En plus de l'eau et les terres agricoles, la forêt subirait elle aussi les impacts de l'exploitation du gaz de schiste dans la vallée du Saint-Laurent. D'autant plus que pour réduire son impact visuel, le gouvernement veut mettre les massifs forestiers au service de l'industrie.

C'est ce que dénonce le Syndicat des propriétaires forestiers de la région de Québec, dans un mémoire présenté hier au Bureau d'audiences publiques sur l'environnement (BAPE), qui tenait sa dernière séance hier à Saint-Flavien, dans Lotbinière.

Selon le syndicat, qui représente 15 000 propriétaires, ce sont les gazoducs et les chemins d'accès, avec leurs emprises de 20 mètres et plus, qui vont entraîner le plus grand déboisement.

Le syndicat a fait des estimations sur l'hypothèse d'une plateforme de forage aux 250 hectares, une densité comparable à ce qui se fait ailleurs. «On peut facilement imaginer une déforestation atteignant près de 5% du territoire» avec ces centaines de nouvelles saillies dans le couvert forestier. Notons qu'il s'agit d'une perte dans un habitat déjà fortement grugé par l'agriculture et l'étalement urbain.

Le syndicat reconnaît que les plateformes pourraient être reboisables, mais c'est «plus incertain» dans le cas des chemins et emprises de gazoducs.

Les hydrogéologues inquiets

On ne connaît pas suffisamment les eaux souterraines pour les soumettre aux aléas de l'industrie gazière. C'est en résumé l'avis du Groupe de recherche interuniversitaire sur les eaux souterraines (GRIES), qui regroupe des experts provenant de six établissements universitaires québécois.

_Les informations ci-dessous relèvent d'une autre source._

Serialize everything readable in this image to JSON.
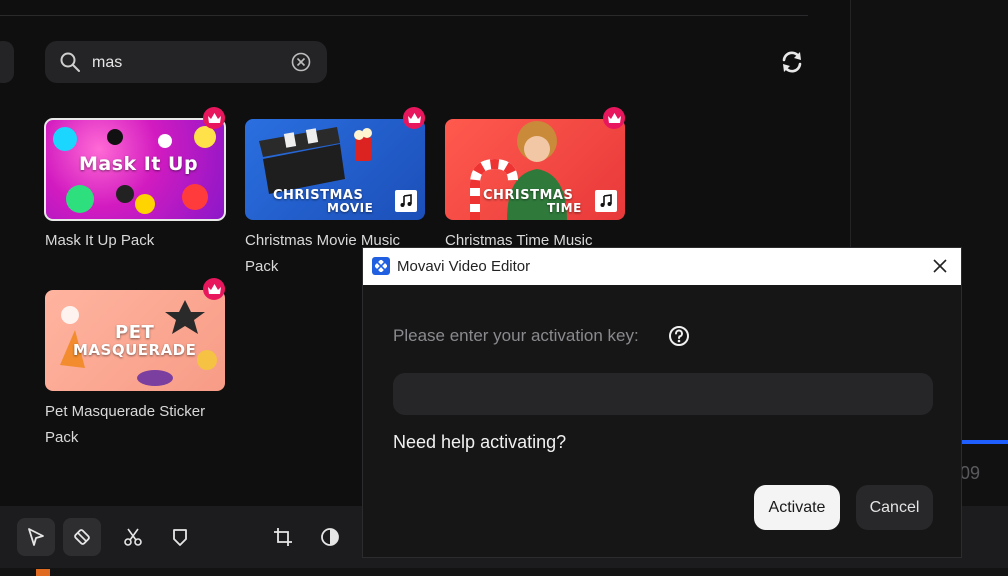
{
  "search": {
    "value": "mas",
    "icon": "search-icon",
    "clear_icon": "clear-icon"
  },
  "refresh_icon": "refresh-icon",
  "packs": [
    {
      "name": "Mask It Up Pack",
      "thumb_text": "Mask It Up",
      "premium": true,
      "selected": true
    },
    {
      "name": "Christmas Movie Music Pack",
      "thumb_text_1": "CHRISTMAS",
      "thumb_text_2": "MOVIE",
      "premium": true,
      "music": true
    },
    {
      "name": "Christmas Time Music",
      "thumb_text_1": "CHRISTMAS",
      "thumb_text_2": "TIME",
      "premium": true,
      "music": true
    },
    {
      "name": "Pet Masquerade Sticker Pack",
      "thumb_text_1": "PET",
      "thumb_text_2": "MASQUERADE",
      "premium": true
    }
  ],
  "dialog": {
    "title": "Movavi Video Editor",
    "prompt": "Please enter your activation key:",
    "key_value": "",
    "help_link": "Need help activating?",
    "activate_label": "Activate",
    "cancel_label": "Cancel"
  },
  "background_fragment": "09",
  "toolbar": [
    "select-icon",
    "eraser-icon",
    "scissors-icon",
    "shield-icon",
    "crop-icon",
    "color-icon"
  ],
  "colors": {
    "accent": "#1f5fff",
    "premium": "#e8175d",
    "dialog_bg": "#161617"
  }
}
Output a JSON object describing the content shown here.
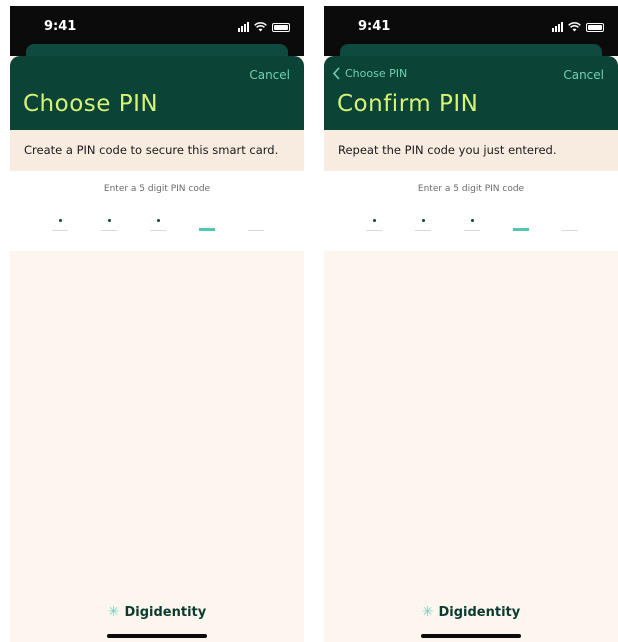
{
  "screens": [
    {
      "time": "9:41",
      "back": "",
      "cancel": "Cancel",
      "title": "Choose PIN",
      "description": "Create a PIN code to secure this smart card.",
      "hint": "Enter a 5 digit PIN code",
      "brand": "Digidentity"
    },
    {
      "time": "9:41",
      "back": "Choose PIN",
      "cancel": "Cancel",
      "title": "Confirm PIN",
      "description": "Repeat the PIN code you just entered.",
      "hint": "Enter a 5 digit PIN code",
      "brand": "Digidentity"
    }
  ],
  "pin": {
    "digits_total": 5,
    "digits_entered": 3,
    "active_index": 3
  },
  "colors": {
    "header": "#0b4337",
    "title": "#d6f277",
    "accent": "#53c6b0",
    "background": "#fdf6ef"
  },
  "icons": {
    "brand": "sparkle-icon",
    "back": "chevron-left-icon"
  }
}
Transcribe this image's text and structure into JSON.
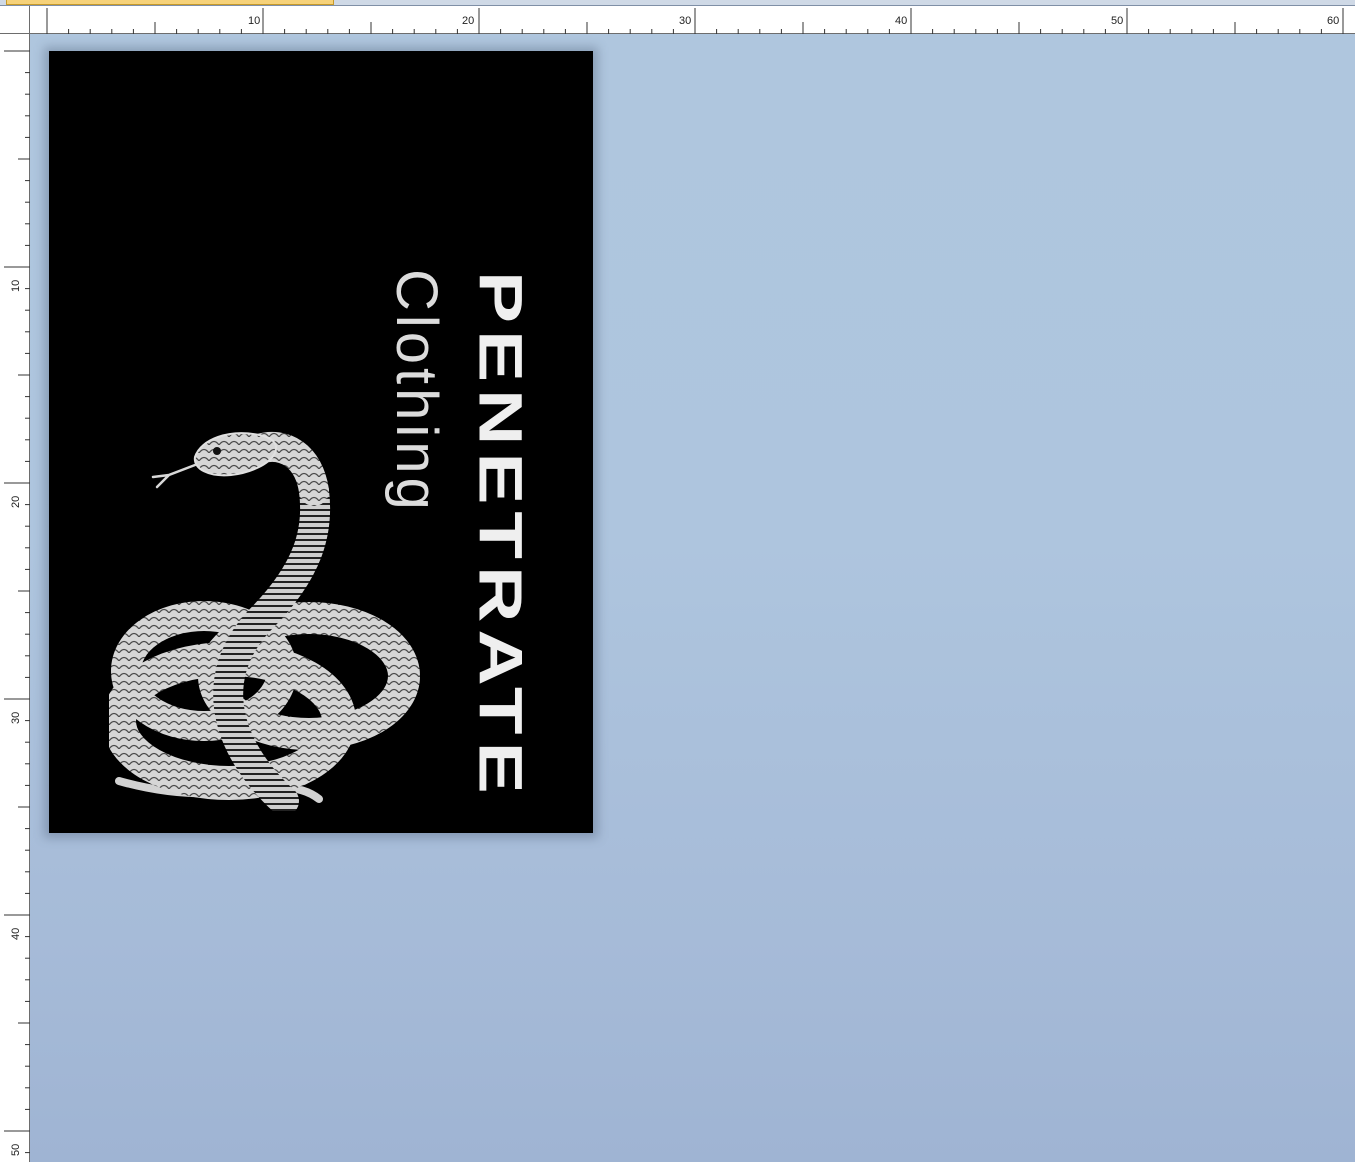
{
  "ruler": {
    "horizontal_labels": [
      "10",
      "20",
      "30",
      "40",
      "50",
      "60"
    ],
    "vertical_labels": [
      "10",
      "20",
      "30",
      "40",
      "50"
    ]
  },
  "document": {
    "brand_name": "PENETRATE",
    "brand_tagline": "Clothing",
    "artwork_icon": "coiled-snake-illustration"
  },
  "colors": {
    "workspace": "#a9bfda",
    "page_background": "#000000",
    "text": "#efefef",
    "active_tab": "#f6d27a"
  }
}
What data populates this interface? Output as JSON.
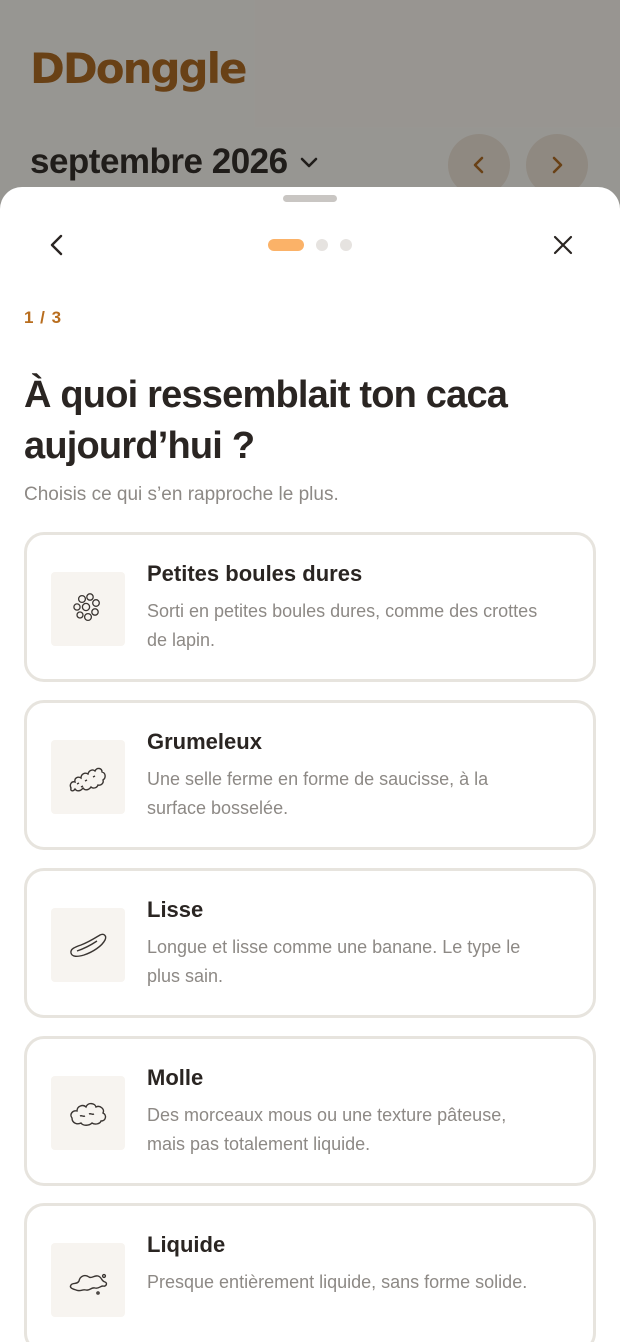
{
  "app": {
    "logo": "DDonggle"
  },
  "header": {
    "month": "septembre 2026"
  },
  "sheet": {
    "step": "1 / 3",
    "title": "À quoi ressemblait ton caca aujourd’hui ?",
    "subtitle": "Choisis ce qui s’en rapproche le plus.",
    "progress": {
      "current": 1,
      "total": 3
    }
  },
  "options": [
    {
      "title": "Petites boules dures",
      "description": "Sorti en petites boules dures, comme des crottes de lapin.",
      "icon": "hard-lumps-icon"
    },
    {
      "title": "Grumeleux",
      "description": "Une selle ferme en forme de saucisse, à la surface bosselée.",
      "icon": "lumpy-sausage-icon"
    },
    {
      "title": "Lisse",
      "description": "Longue et lisse comme une banane. Le type le plus sain.",
      "icon": "smooth-sausage-icon"
    },
    {
      "title": "Molle",
      "description": "Des morceaux mous ou une texture pâteuse, mais pas totalement liquide.",
      "icon": "soft-blob-icon"
    },
    {
      "title": "Liquide",
      "description": "Presque entièrement liquide, sans forme solide.",
      "icon": "liquid-splash-icon"
    }
  ],
  "colors": {
    "accent": "#b86d1e",
    "logo": "#a8621a",
    "progress_active": "#fbb268",
    "border": "#e7e4de"
  }
}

«Près de 50% du territoire municipalisé de la province n'a pas encore fait l'objet d'études hydrogéologiques régionales, affirme le groupe dans son mémoire. C'est le cas notamment d'une partie significative des territoires envisagés pour l'exploitation des gaz de shale. Or, comment protéger une ressource qui n'est pas encore bien connue?»

Le groupe de scientifiques chevronnés attaque l'une des prétentions les plus importantes de l'industrie gazière, selon laquelle il n'y a pas de possibilité de contaminer la nappe phréatique si les forages sont bien faits.

«Dans le cas où des connexions hydrauliques existent entre les formations profondes et celles de surface (e.g. failles ou forte densité de fractures), le fluide utilisé pour la fracturation pourrait migrer vers les nappes d'eau souterraine situées au-dessus de l'unité de shale», affirme le GRIES.

Levé sismique

«Les méthodes de ces compagnies pour arriver à leurs fins sont choquantes. C'est comme si on avait violé notre propriété, on a passé par-dessus nos trois interdictions. Ils nous ont dit qu'ils nous dédommageraient et nous avons accepté... Je tiens à préciser que nous avons pris le chèque parce que le mal était déjà fait et qu'ils n'allaient pas s'en sauver en plus en ne payant rien pour leur erreur.»

Ces extraits du mémoire d'une citoyenne de Leclercville, Sonia Lafond, qui témoignait elle aussi hier, font suite à un levé sismique réalisé dans la région pour localiser le gisement gazier qui sera exploité par Talisman.

Selon cette citoyenne, l'entreprise qui a fait ce levé a ignoré le refus exprimé à trois représentants différents de faire exploser des charges sur sa terre.

«Des études rigoureuses et sérieuses se doivent d'être faites par des firmes indépendantes afin de bien connaître ce dans quoi on s'embarque et décider ensuite de ce que nous voulons supporter comme risques environnementaux versus les réels bénéfices de cette industrie, poursuit Mme Lafond dans son mémoire. M. Claude Villeneuve, directeur de recherche éco-conseil à l'Université de Chicoutimi, conclut que tout ce dossier demande une grande prudence et beaucoup de vision. C'est ce que je vous demande maintenant.»